To incoming speaker Thomas Brackett Reed this was a “tyranny of the minority,” and on Jan. 28 he resolved to break it. When Democrats demanded a roll call and refused to answer to their names, Reed marked them present anyway; when Kentucky representative James B. McCreary objected, Reed said sweetly, “The Chair is making a statement of fact that the gentleman from Kentucky is present. Does he deny it?”

There followed a sort of ontological shooting gallery. Democrats hid under their desks and behind screens to avoid being observed to exist. When they tried to flee the chamber entirely, Reed ordered the doors locked, which started a scramble to get out before the next vote. Representative Kilgore of Texas had to kick open a locked door to escape. Amid the howled objections, Confederate general “Fighting Joe” Wheeler came down from the rear “leaping from desk to desk as an ibex leaps from crag to crag,” and one unnamed Texas Democrat “sat in his seat significantly whetting a bowie knife on his boot.” Finally the Republicans mustered a majority even with the Democrats entirely absent, and the battle was over: Reed’s new rules were adopted on February 14.

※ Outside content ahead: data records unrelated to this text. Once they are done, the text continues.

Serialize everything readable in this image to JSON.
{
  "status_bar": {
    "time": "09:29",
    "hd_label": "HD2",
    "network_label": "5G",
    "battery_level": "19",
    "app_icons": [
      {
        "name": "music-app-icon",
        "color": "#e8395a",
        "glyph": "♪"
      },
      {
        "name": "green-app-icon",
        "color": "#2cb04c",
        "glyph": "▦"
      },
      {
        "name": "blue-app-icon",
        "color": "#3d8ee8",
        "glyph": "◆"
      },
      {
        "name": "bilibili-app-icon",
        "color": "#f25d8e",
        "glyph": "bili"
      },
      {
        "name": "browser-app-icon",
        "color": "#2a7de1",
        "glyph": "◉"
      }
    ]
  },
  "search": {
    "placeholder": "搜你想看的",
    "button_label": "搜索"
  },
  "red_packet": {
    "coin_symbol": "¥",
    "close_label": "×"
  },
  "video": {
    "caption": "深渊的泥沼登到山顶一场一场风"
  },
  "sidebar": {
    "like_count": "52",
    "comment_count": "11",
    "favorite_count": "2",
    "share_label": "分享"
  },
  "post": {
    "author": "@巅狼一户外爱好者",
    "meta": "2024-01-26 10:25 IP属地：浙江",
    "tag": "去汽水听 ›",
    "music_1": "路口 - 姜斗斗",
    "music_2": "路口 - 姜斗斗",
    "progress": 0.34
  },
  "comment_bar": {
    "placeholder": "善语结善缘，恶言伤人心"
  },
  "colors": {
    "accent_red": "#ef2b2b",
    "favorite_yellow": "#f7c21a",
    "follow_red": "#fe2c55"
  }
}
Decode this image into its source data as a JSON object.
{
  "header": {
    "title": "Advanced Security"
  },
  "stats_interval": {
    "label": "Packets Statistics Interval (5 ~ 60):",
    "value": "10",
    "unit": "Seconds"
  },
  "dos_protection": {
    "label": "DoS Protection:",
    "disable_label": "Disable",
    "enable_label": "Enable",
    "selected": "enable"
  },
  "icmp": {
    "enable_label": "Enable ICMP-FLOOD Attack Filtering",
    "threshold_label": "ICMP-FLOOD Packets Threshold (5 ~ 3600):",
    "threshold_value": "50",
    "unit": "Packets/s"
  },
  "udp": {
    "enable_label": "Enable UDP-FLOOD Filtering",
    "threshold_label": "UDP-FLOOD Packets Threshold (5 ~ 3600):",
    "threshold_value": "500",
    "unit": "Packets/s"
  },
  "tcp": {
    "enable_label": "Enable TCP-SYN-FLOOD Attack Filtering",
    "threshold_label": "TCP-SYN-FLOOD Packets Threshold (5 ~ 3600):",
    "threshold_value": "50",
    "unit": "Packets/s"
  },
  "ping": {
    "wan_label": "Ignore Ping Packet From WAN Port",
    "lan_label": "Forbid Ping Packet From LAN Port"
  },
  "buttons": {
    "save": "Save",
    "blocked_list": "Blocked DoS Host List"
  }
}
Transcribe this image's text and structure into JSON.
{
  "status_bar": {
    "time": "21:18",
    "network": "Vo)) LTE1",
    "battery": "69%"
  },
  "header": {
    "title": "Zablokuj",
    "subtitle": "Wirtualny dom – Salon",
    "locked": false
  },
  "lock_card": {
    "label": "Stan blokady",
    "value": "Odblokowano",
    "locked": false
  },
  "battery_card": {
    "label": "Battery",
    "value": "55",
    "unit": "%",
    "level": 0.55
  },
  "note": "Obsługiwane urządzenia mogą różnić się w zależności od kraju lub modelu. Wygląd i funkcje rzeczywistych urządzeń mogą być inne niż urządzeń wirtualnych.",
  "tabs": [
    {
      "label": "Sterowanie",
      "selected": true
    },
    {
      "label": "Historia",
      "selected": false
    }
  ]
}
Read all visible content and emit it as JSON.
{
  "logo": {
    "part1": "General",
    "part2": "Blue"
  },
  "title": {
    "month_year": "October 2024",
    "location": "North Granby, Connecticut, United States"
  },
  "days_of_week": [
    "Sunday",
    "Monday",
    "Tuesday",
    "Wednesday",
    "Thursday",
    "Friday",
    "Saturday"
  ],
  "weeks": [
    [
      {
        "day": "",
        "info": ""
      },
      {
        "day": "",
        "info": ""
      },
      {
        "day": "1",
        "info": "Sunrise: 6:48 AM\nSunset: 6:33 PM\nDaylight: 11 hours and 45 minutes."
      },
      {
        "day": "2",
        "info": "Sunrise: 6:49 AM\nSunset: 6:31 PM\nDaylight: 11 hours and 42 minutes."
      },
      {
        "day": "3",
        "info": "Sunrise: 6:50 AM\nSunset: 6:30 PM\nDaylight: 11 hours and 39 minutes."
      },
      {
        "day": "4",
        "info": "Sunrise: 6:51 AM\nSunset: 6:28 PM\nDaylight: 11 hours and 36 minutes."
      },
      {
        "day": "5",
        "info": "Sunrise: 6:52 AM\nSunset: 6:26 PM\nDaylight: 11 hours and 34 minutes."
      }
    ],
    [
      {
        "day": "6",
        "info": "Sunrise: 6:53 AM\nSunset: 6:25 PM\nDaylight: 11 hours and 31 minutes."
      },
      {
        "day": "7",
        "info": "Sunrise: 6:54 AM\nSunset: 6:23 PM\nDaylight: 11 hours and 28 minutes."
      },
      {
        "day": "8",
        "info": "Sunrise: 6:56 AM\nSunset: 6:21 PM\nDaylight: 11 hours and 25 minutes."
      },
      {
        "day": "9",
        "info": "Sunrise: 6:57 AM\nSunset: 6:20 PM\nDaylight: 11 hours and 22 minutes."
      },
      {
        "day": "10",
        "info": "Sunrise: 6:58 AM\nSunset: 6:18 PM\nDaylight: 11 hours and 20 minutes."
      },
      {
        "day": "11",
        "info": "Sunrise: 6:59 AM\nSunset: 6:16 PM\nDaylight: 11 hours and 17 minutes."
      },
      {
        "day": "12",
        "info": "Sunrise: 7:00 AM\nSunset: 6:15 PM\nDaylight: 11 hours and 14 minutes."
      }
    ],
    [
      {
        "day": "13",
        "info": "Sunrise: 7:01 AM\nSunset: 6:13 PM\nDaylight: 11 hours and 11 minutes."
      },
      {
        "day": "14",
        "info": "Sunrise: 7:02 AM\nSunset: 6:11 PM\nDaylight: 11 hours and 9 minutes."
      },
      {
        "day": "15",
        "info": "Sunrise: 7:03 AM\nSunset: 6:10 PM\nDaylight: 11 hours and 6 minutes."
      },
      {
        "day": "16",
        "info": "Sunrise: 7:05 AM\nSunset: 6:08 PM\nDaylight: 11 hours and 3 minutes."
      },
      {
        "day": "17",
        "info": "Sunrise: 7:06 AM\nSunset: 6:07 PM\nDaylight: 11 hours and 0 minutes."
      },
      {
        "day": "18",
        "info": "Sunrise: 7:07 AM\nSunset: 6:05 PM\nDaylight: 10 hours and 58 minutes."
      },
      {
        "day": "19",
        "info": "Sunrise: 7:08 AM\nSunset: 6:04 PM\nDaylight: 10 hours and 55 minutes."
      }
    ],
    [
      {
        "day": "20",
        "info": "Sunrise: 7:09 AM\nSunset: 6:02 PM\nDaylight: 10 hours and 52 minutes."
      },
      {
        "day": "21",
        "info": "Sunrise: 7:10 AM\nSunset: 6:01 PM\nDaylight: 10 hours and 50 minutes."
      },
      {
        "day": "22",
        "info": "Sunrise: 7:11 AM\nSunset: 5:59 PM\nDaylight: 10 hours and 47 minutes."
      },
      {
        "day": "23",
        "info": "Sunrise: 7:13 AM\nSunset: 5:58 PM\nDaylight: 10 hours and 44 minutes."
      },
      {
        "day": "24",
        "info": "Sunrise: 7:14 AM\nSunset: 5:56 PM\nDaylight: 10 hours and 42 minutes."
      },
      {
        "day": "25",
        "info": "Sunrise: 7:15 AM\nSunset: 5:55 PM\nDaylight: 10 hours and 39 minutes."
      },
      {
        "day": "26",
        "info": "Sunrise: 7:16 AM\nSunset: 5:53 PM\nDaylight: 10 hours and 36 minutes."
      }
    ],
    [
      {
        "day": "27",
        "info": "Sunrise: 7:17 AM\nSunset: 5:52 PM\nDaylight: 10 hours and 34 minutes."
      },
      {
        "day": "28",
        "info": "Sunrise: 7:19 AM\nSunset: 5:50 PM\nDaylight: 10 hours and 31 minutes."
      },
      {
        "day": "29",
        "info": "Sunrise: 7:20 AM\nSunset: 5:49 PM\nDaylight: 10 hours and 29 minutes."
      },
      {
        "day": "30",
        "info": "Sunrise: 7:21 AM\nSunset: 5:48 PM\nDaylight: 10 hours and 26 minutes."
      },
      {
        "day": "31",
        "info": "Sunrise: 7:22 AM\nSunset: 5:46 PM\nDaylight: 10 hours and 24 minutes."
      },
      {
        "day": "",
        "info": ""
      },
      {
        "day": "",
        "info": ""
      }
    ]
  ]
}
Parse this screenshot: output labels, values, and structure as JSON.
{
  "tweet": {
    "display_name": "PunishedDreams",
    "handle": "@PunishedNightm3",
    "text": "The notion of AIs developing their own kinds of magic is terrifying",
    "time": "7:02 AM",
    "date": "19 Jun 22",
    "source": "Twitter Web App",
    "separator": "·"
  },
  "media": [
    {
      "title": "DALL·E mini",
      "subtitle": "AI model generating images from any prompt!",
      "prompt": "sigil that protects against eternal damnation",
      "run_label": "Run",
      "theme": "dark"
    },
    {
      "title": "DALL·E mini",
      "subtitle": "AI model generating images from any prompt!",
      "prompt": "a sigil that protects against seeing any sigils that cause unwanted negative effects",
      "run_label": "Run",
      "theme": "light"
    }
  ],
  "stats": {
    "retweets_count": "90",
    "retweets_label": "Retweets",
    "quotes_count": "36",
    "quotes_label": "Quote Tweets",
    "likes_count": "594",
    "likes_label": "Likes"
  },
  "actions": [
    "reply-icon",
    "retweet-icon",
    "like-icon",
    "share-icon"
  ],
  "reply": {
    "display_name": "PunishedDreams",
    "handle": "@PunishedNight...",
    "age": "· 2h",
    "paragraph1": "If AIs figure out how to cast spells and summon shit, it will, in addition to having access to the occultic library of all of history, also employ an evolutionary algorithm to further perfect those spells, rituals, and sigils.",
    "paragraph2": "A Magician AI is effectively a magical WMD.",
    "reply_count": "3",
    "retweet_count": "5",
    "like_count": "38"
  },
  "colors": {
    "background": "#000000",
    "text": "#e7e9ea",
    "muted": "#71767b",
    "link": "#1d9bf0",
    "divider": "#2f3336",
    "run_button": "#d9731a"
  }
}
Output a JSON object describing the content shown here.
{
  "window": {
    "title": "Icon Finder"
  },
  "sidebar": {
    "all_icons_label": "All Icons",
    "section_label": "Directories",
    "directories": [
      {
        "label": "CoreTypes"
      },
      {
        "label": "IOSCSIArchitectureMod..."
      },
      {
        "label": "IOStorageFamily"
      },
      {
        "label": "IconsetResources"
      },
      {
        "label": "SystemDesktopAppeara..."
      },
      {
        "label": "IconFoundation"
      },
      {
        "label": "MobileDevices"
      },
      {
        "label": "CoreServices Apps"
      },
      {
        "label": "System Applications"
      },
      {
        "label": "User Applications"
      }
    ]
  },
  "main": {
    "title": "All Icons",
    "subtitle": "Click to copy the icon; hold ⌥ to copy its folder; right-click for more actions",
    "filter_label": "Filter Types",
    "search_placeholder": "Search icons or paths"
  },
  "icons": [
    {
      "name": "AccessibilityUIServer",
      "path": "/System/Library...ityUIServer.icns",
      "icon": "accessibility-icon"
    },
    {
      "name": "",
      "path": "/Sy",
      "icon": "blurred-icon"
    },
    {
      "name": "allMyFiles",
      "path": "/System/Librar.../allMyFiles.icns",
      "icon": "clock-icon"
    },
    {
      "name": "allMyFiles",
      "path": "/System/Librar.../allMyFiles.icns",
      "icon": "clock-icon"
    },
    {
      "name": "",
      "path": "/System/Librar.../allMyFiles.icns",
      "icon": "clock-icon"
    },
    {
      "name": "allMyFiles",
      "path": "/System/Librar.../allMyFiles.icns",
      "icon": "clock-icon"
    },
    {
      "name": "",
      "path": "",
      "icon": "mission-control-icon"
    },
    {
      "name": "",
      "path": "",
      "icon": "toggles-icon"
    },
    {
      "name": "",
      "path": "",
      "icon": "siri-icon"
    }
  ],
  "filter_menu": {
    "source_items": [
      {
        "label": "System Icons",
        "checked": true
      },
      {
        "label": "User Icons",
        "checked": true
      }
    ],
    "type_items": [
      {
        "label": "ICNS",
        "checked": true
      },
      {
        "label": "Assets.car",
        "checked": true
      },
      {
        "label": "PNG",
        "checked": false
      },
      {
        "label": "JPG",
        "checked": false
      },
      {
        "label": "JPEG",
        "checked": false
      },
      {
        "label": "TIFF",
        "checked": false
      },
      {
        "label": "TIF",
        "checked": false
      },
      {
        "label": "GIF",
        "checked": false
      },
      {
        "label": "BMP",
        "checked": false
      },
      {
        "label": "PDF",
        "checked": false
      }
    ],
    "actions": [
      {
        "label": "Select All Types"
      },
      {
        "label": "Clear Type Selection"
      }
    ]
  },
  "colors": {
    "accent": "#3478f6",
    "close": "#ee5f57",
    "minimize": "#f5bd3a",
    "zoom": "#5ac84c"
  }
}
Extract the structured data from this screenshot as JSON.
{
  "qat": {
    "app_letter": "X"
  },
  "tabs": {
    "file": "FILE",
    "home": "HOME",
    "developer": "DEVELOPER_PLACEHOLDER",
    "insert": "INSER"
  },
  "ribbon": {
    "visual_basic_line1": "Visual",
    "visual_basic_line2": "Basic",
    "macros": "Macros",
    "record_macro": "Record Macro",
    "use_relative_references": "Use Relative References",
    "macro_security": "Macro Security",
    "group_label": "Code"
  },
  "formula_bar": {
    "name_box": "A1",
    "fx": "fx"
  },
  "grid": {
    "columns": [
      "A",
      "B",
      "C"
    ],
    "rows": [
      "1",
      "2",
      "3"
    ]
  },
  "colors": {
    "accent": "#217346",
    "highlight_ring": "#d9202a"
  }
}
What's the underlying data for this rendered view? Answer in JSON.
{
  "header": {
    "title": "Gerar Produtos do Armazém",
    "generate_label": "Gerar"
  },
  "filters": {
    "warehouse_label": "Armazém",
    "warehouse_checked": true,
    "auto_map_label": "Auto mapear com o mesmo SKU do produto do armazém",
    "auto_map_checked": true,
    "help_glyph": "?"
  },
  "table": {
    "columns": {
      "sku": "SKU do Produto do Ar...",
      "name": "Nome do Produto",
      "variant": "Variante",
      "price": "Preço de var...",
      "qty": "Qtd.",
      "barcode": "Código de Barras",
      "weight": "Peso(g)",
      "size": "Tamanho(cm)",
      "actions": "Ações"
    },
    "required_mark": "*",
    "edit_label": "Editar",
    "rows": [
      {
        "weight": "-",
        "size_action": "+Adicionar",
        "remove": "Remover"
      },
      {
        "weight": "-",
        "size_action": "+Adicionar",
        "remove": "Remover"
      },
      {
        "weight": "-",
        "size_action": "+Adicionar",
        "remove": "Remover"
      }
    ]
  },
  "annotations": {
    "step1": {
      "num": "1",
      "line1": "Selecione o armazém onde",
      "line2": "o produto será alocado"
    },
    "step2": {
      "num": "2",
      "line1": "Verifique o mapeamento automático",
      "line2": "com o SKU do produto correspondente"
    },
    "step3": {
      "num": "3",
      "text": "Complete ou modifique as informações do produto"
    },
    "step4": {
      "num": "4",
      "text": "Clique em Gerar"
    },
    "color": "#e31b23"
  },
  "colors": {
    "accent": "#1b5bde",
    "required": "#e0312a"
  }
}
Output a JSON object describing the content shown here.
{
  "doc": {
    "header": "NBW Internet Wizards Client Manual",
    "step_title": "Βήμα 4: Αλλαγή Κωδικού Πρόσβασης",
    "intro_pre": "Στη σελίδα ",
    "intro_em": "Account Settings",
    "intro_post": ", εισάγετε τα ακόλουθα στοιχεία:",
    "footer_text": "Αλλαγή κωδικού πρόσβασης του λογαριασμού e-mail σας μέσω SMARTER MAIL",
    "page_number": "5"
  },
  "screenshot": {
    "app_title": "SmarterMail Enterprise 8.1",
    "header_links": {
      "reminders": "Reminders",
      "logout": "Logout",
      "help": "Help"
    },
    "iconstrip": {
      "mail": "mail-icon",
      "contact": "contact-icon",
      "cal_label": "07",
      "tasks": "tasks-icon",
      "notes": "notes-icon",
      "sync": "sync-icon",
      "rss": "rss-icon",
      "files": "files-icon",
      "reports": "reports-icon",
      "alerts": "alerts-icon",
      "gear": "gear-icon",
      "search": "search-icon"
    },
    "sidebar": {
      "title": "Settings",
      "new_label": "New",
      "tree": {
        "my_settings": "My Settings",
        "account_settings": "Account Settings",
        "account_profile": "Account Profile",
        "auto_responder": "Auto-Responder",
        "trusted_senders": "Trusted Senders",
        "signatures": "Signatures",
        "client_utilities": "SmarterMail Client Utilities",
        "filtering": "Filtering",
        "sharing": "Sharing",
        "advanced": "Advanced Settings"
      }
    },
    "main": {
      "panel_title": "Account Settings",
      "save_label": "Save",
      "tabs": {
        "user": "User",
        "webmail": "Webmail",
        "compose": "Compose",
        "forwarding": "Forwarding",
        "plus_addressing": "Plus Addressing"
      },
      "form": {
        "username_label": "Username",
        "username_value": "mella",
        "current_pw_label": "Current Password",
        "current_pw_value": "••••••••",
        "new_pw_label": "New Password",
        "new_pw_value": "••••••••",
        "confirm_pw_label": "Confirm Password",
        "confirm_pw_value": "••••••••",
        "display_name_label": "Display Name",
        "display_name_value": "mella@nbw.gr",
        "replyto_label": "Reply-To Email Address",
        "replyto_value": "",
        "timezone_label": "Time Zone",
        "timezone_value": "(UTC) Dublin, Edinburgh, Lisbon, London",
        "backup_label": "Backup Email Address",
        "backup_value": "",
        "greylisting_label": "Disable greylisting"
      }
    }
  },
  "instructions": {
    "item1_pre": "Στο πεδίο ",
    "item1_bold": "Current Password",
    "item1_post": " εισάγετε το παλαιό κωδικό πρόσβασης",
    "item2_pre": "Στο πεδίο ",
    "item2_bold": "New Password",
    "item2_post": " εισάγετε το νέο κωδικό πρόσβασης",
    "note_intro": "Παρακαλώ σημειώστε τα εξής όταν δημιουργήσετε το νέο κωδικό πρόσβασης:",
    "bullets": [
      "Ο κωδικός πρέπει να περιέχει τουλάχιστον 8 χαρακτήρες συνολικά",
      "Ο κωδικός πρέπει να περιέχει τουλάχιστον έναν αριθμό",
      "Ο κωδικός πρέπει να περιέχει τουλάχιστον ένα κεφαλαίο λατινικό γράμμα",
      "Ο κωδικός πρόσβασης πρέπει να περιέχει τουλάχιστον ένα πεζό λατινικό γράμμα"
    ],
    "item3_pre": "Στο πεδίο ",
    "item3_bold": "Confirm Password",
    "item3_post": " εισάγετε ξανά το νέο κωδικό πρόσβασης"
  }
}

Throughout all this Reed had seemed imperturbable, “serene as a summer morning.” He told a friend later that he had made up his mind what he would do if the House did not support him. “I would simply have left the Chair and resigned the Speakership and my seat in Congress,” he said. “I had made up my mind that if political life consisted in sitting helplessly in the Speaker’s Chair and seeing the majority helpless to pass legislation, I had had enough of it and was ready to step down and out.”

(From Barbara Tuchman’s The Proud Tower.) (Thanks, Zach.)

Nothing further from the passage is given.